Kenapa Korban KDRT Sulit untuk Lepas dari Jerat Pasangannya? Ternyata Ada Studi Ilmiahnya

Hai Kawula Muda, kekerasan dalam bentuk apapun enggak bisa ditolerir, setuju dong?

Ilustrasi kekerasan dalam rumah tangga/KDRT (UNSPLASH)
Sat, 15 Oct 2022

Berita pencabutan laporan yang dilakukan Lesti Kejora terhadap sang suami, Rizky Billar, atas laporan kekerasan dalam rumah tangga (KDRT) menimbulkan banyak pro dan kontra di kalangan masyarakat.

Tidak sedikit dari warga masyarakat, terutama kaum hawa yang menyayangkan keputusan yang diambil oleh sang biduan dangdut tersebut.

Bahkan Komnas Perempuan menilai, perdamaian antara Rizky Billar dan Lesti Kejora justru merugikan korban. Mereka menilai, dalam kasus KDRT ada kecenderungan bentuk kekerasan justru kian memburuk usai hubungan membaik (damai).

"Terkait ajakan 'damai' dari RB, kami mengingatkan bahwa dalam KDRT terjadi siklus kekerasan yaitu adanya fase ketegangan, kekerasan, minta maaf, hubungan kembali membaik yang intensitasnya semakin cepat dan bentuk kekerasannya dapat memburuk," ujar Komisioner Komnas Perempuan, Siti Aminah Tardi.

Ia juga menambahkan, penyelesaian secara damai dapat saja tidak menguntungkan korban (akan terulang kekerasan, dipersalahkan, dan diungkit-ungkit). Itu akan menimbulkan impunitas (pembebasan) kepada pelaku dan membakukan budaya bahwa kekerasan dalam rumah tangga bukan kejahatan

Ilustrasi KDRT (iStock)

 

Siklus berulang 

Tetapi, tindakan yang dilakukan oleh Lesti Kejora dengan memaafkan dan berdamai dengan pelaku kekerasan ternyata kerap terjadi pada korban KDRT.

Menurut psikolog Lenore E. Walker, seorang penemu teori sosial siklus kekerasan menjelaskan, KDRT adalah sebuah pola yang bisa ditebak.

Menurutnya, kasus kekerasan terjadi mengikuti sebuah siklus yang berulang. Diawali dengan masalah yang sebetulnya umum terjadi pada rumah tangga seperti masalah finansial atau pertengkaran anak.

Pada tahap awal ini, korban akan mengalah atau menuruti keinginan pasangannya dengan harapan dapat memperbaiki keadaan.

Ketika upaya ini gagal, timbullah kekerasan yang merupakan tahap kedua dari siklus KDRT. Dalam tahap ini pelaku akan menyiksa atau menindas korban sebagai hukuman atau pelampiasan emosi.

Sayangnya, korban akan beranggapan bahwa ia memang pantas mendapat ganjaran ini karena gagal menyelesaikan masalah.

Setelah itu masuk ke tahap ketiga di mana setelah melakukan tindak kekerasan dan merasa puas, pelaku merasa bersalah dan minta maaf pada korban.

Banyak cara yang dilakukan pelaku dalam meminta maaf.
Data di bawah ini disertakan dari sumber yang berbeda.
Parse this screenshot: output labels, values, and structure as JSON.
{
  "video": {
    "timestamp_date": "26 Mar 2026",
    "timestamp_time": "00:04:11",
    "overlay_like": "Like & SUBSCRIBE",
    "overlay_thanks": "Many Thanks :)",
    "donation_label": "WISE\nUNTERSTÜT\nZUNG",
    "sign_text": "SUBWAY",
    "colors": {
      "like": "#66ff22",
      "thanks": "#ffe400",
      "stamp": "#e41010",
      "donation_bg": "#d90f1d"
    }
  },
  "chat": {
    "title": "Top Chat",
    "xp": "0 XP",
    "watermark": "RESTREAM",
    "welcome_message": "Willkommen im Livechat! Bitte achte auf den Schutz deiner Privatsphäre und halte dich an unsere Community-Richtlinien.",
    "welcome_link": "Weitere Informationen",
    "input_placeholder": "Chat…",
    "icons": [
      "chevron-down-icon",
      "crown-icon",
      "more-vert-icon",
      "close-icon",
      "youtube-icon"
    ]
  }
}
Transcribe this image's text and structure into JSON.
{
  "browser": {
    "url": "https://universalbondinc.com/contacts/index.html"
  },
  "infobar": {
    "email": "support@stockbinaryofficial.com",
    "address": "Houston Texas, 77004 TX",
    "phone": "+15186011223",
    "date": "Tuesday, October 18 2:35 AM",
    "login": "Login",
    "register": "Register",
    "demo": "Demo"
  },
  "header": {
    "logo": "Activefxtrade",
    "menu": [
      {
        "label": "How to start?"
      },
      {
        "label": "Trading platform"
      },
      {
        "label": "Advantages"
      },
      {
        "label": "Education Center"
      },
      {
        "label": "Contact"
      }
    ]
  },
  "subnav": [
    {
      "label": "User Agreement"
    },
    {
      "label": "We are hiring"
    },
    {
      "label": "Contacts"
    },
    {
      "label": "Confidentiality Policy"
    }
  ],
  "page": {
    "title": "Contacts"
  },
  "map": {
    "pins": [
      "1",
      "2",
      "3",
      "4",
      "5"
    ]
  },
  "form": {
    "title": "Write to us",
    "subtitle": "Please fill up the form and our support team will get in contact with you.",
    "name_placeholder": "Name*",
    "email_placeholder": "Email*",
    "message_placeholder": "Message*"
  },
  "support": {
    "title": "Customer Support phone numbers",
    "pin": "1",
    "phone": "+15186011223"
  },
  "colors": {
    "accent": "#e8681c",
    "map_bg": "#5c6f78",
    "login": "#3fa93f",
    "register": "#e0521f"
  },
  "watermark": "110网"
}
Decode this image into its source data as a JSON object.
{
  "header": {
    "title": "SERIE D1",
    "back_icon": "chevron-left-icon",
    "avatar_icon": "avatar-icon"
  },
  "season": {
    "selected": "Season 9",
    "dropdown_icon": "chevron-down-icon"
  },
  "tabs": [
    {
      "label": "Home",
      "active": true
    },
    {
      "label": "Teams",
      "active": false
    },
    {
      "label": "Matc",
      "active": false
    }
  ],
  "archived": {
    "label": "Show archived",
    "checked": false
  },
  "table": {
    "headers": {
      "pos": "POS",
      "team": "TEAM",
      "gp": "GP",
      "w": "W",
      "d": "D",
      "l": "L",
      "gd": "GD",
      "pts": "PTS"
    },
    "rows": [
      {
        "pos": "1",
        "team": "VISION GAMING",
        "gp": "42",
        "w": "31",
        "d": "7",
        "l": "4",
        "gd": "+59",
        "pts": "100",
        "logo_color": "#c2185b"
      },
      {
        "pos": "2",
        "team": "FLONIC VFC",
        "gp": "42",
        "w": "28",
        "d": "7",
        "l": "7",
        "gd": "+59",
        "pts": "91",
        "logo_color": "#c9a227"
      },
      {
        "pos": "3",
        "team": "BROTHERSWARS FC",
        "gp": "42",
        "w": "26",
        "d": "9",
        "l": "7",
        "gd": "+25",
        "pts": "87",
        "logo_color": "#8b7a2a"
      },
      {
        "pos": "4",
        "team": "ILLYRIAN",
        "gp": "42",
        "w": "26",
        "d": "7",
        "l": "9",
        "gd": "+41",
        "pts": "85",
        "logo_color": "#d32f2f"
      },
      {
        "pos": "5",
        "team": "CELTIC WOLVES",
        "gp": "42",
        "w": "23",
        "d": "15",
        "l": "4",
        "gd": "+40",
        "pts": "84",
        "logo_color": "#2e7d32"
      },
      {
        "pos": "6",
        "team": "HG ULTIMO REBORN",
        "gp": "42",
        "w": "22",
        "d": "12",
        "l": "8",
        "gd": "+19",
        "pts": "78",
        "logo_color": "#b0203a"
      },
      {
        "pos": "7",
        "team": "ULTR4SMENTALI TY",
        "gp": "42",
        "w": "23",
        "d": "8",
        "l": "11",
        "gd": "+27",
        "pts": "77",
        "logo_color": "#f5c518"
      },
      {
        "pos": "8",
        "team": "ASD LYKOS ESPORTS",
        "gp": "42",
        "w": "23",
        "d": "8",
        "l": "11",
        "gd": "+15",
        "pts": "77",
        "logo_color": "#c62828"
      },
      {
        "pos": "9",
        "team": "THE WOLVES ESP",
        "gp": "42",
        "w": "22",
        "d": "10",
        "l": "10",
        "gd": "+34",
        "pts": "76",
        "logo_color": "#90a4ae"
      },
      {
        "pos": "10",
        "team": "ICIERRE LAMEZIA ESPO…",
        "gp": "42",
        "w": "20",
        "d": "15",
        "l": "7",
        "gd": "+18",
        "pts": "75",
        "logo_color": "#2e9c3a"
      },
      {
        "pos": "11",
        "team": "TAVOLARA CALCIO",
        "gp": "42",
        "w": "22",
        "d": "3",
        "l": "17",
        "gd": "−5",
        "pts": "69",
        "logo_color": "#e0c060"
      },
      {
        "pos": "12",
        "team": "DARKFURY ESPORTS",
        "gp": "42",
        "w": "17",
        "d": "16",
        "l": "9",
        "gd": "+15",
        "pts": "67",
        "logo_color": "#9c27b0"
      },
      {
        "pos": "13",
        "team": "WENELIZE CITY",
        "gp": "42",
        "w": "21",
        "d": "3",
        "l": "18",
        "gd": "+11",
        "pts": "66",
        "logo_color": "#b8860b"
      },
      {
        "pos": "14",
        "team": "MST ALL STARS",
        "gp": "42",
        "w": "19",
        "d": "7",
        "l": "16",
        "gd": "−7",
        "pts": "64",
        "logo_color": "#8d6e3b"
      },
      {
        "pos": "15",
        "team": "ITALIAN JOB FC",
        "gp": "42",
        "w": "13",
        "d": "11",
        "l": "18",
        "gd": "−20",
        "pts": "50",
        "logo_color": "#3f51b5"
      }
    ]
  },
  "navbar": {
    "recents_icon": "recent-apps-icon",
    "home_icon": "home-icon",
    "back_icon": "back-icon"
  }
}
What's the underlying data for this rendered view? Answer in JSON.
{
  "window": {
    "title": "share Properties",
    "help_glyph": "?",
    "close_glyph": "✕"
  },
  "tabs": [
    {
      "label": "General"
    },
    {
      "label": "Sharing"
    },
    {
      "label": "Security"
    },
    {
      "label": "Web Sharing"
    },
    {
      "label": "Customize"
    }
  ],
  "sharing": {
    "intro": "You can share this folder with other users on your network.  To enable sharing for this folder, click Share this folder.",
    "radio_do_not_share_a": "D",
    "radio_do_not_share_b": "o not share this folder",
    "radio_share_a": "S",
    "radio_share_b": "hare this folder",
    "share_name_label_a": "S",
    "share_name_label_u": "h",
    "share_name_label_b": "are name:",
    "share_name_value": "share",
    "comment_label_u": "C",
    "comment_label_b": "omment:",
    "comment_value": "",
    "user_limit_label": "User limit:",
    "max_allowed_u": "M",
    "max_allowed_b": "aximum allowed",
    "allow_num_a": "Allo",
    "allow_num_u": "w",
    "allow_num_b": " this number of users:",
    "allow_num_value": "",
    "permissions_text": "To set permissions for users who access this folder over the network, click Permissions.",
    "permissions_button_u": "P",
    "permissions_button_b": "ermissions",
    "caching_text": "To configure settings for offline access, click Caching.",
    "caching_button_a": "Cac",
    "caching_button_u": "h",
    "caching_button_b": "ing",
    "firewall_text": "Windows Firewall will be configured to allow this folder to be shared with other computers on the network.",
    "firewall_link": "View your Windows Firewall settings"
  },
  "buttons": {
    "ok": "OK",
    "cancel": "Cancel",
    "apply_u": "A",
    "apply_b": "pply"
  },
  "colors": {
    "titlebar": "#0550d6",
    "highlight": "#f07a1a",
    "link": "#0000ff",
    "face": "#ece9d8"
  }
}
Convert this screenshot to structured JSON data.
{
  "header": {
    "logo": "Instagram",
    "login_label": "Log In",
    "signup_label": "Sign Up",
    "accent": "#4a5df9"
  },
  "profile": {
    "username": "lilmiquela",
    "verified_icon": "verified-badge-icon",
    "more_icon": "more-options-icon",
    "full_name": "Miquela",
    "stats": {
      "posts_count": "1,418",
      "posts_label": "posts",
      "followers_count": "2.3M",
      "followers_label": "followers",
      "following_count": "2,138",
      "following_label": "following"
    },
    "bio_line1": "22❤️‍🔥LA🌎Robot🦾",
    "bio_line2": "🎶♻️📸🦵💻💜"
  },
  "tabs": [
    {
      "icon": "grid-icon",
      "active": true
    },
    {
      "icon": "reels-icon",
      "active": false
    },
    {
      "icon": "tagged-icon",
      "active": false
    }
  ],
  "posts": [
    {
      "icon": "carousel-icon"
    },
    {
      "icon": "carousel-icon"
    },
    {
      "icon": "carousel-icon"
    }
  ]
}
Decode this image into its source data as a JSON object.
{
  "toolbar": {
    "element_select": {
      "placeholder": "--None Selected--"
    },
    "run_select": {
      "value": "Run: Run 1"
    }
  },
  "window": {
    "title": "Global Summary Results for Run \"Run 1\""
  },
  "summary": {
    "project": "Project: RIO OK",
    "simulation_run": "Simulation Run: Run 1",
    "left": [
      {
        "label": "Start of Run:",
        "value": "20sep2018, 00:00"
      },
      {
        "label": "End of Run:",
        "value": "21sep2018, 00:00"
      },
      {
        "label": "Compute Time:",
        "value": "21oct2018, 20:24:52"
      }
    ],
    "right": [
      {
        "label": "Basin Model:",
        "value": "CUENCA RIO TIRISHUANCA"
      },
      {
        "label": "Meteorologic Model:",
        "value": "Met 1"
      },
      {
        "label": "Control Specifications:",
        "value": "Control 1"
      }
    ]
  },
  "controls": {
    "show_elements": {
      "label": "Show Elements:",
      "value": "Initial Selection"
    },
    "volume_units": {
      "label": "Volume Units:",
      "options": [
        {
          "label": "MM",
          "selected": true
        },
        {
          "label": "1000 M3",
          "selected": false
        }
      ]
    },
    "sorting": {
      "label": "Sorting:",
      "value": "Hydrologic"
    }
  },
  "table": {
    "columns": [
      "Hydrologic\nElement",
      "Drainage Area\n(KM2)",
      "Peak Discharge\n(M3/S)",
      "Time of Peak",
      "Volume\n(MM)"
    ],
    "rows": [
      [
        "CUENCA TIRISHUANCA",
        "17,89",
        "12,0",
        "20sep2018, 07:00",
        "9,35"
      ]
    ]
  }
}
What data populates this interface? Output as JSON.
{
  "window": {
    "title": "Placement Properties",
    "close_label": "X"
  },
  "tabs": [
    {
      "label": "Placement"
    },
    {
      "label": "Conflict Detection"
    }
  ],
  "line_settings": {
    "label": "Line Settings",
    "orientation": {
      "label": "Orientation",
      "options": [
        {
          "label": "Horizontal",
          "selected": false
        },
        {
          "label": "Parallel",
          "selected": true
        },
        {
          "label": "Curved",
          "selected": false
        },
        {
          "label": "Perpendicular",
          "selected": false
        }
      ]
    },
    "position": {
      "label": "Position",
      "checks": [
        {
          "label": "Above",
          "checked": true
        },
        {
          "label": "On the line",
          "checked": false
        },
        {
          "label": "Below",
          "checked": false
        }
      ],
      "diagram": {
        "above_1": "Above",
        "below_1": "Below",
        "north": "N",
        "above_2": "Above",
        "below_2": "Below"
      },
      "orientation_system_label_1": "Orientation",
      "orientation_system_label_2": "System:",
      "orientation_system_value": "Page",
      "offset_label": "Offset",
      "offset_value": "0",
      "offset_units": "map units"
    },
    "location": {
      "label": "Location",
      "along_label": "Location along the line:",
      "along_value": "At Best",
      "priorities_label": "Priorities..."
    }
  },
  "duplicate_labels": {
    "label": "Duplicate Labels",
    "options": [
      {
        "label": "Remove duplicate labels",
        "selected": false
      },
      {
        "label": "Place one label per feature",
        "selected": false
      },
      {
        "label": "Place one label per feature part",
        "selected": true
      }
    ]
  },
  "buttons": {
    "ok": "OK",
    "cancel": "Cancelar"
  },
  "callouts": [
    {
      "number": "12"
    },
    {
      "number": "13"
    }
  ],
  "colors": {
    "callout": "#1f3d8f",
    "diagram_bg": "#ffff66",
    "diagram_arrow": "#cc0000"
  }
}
Mulai dari memberikan hadiah, merayu dengan kata-kata manis, hingga berjanji tak akan mengulangi perbuatannya lagi.

Tahap berikutnya yaitu tahap ketenangan yang merupakan tahap keempat. Pada tahap ini korban dan pelaku akan menjalani keseharian layaknya pasangan pada umumnya.

Bahkan mereka bisa terlihat romantis di depan umum, namun suatu saat bila timbul masalah sekecil apapun, pasangan ini akan masuk lagi ke tahap pertama.

Ilustrasi korban KDRT. (FREEPIK)

  

Bisa berakhir pembunuhan

Siklus seperti ini akan berputar tanpa henti dan satu-satunya cara untuk menghentikannya adalah dengan memisahkan si korban dari pelaku sehingga siklusnya terputus.

Sayangnya, semakin sering siklus berulang, semakin sulit korban untuk melepaskan diri dari jeratan pelaku.

Bahkan sebuah penelitian dari National Institute of Justice Amerika Serikat mengatakan kalau waktu paling berbahaya dalam kekerasan dalam rumah tangga adalah saat korban akan pergi meninggalkan pelaku.

Data menunjukkan, beberapa kasus kekerasan yang berakhir menjadi pembunuhan terjadi saat pelaku mendapat ancaman berpisah dari korban.

Mengerikan kan Kawula Muda? Jadi, sebelum sampai pada hubungan yang toxic, sebaiknya periksa dulu deh dengan baik siapa pasangan kamu dan bersikaplah berani bila mengalami kekerasan.

Say No untuk apapun bentuk kekerasan!